The Post did, however, site, a completely fraudulent graph that Kansas officials somehow managed to foist on the public without getting thrown in jail.
Counties without mask mandates were surreptitiously given a different y-axis to make it look like they reported more cases when in fact they’d reported less…
Kansas officials also cherry-picked the data to make it look like mask-mandate counties witnessed a larger drop in cases than free counties when, once again, the reverse was true.
The Post’s August pro-mask piece also cites:
- A summary of data released by South Carolina which doesn’t appear to include the data itself or even the dates it was from. So who knows what’s going on there?
- 2 studies that didn’t involve masks at all.
- Two computer models neither of which has any empirical validation and, hence, both of which are total junk science.
A clue as to why the Washington Post went from aggressively discouraging masks in early April to using blatantly crooked data to push them in late August is given by the final sentence in the first piece, which quotes from the book it’s based on:
The masks worn by millions were useless as designed and could not prevent influenza,” Barry wrote. “Only preventing exposure to the virus could.”

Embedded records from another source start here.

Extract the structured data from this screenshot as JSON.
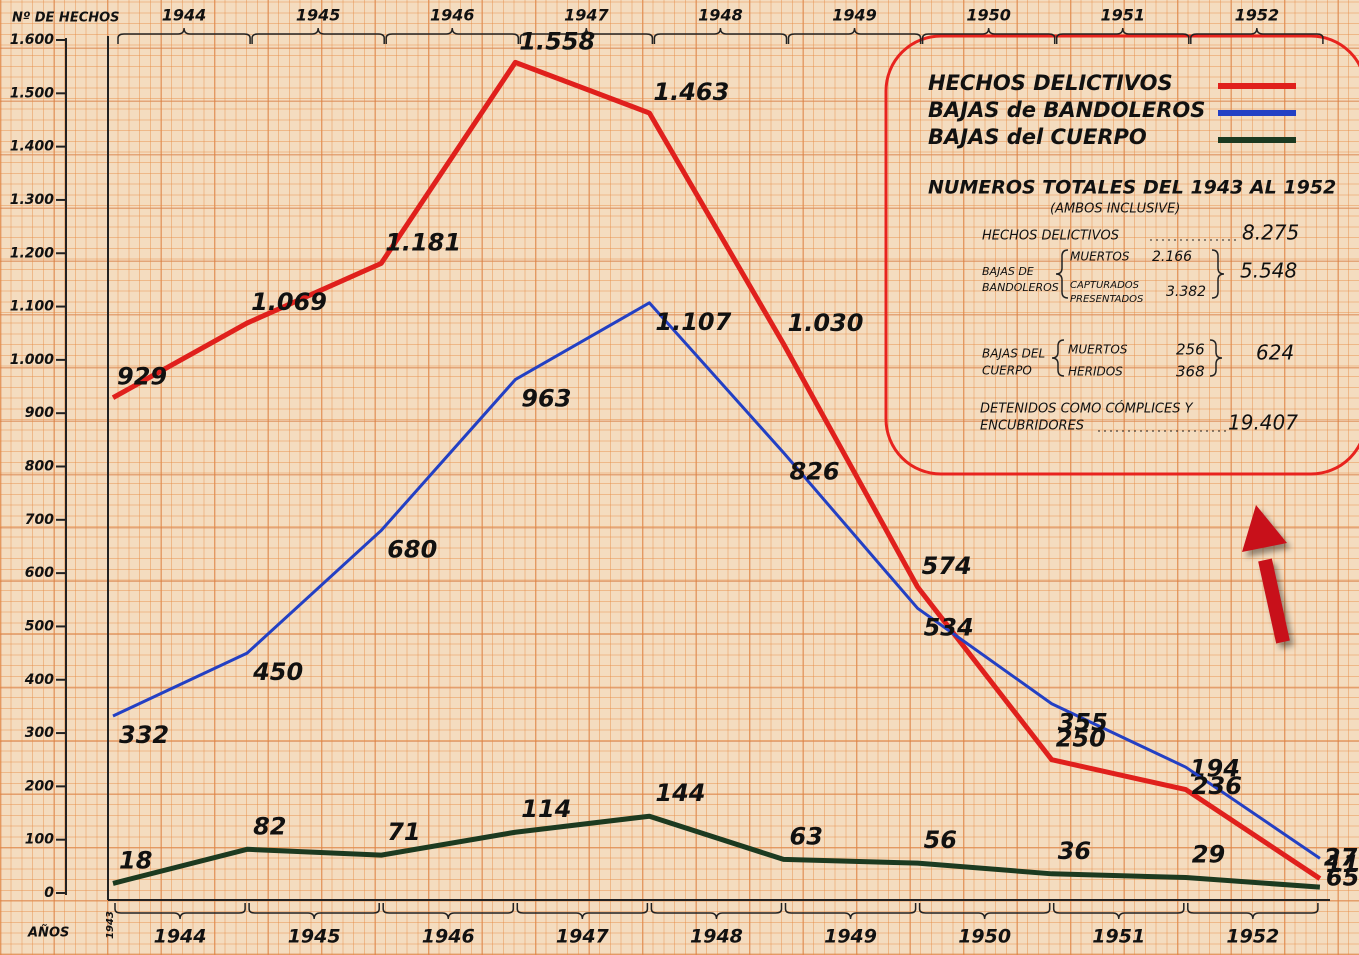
{
  "chart_data": {
    "type": "line",
    "ylabel": "Nº DE HECHOS",
    "xlabel": "AÑOS",
    "categories": [
      "1943",
      "1944",
      "1945",
      "1946",
      "1947",
      "1948",
      "1949",
      "1950",
      "1951",
      "1952"
    ],
    "top_axis_labels": [
      "1944",
      "1945",
      "1946",
      "1947",
      "1948",
      "1949",
      "1950",
      "1951",
      "1952"
    ],
    "ylim": [
      0,
      1600
    ],
    "yticks": [
      0,
      100,
      200,
      300,
      400,
      500,
      600,
      700,
      800,
      900,
      {
        "value": 1000,
        "label": "1.000"
      },
      {
        "value": 1100,
        "label": "1.100"
      },
      {
        "value": 1200,
        "label": "1.200"
      },
      {
        "value": 1300,
        "label": "1.300"
      },
      {
        "value": 1400,
        "label": "1.400"
      },
      {
        "value": 1500,
        "label": "1.500"
      },
      {
        "value": 1600,
        "label": "1.600"
      }
    ],
    "series": [
      {
        "name": "HECHOS DELICTIVOS",
        "color": "#e0201c",
        "values": [
          929,
          1069,
          1181,
          1558,
          1463,
          1030,
          574,
          250,
          194,
          27
        ],
        "value_labels": [
          "929",
          "1.069",
          "1.181",
          "1.558",
          "1.463",
          "1.030",
          "574",
          "250",
          "194",
          "27"
        ]
      },
      {
        "name": "BAJAS de BANDOLEROS",
        "color": "#2340c4",
        "values": [
          332,
          450,
          680,
          963,
          1107,
          826,
          534,
          355,
          236,
          65
        ],
        "value_labels": [
          "332",
          "450",
          "680",
          "963",
          "1.107",
          "826",
          "534",
          "355",
          "236",
          "65"
        ]
      },
      {
        "name": "BAJAS del CUERPO",
        "color": "#1c3a20",
        "values": [
          18,
          82,
          71,
          114,
          144,
          63,
          56,
          36,
          29,
          11
        ],
        "value_labels": [
          "18",
          "82",
          "71",
          "114",
          "144",
          "63",
          "56",
          "36",
          "29",
          "11"
        ]
      }
    ],
    "totals": {
      "title": "NUMEROS TOTALES DEL 1943 AL 1952",
      "subtitle": "(AMBOS INCLUSIVE)",
      "hechos": {
        "label": "HECHOS DELICTIVOS",
        "total": "8.275"
      },
      "bandoleros": {
        "label": [
          "BAJAS DE",
          "BANDOLEROS"
        ],
        "muertos": "MUERTOS",
        "muertos_value": "2.166",
        "capturados": [
          "CAPTURADOS",
          "PRESENTADOS"
        ],
        "capturados_value": "3.382",
        "total": "5.548"
      },
      "cuerpo": {
        "label": [
          "BAJAS DEL",
          "CUERPO"
        ],
        "muertos": "MUERTOS",
        "muertos_value": "256",
        "heridos": "HERIDOS",
        "heridos_value": "368",
        "total": "624"
      },
      "detenidos": {
        "label": [
          "DETENIDOS COMO CÓMPLICES Y",
          "ENCUBRIDORES"
        ],
        "total": "19.407"
      }
    }
  }
}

“…only preventing exposure to the virus could.”
Back in early-April 2020, of course, the Washington Post was trying to push us into the equally pointless but vastly more deadly lockdowns that rained down so much unprecedented hardship, misery, and death on the American people and, in the process, likely put Joe Biden in the White House.
Once lockdowns could no longer be maintained, however, the media needed something to create a palpable sense of crisis so folks didn’t notice the lack of any real one. And—voilà!—suddenly masks DO work.
That’s my honest take, at any rate. You believe what you want.
Just mind your own business and don’t try forcing the rest of us to be equally stupid.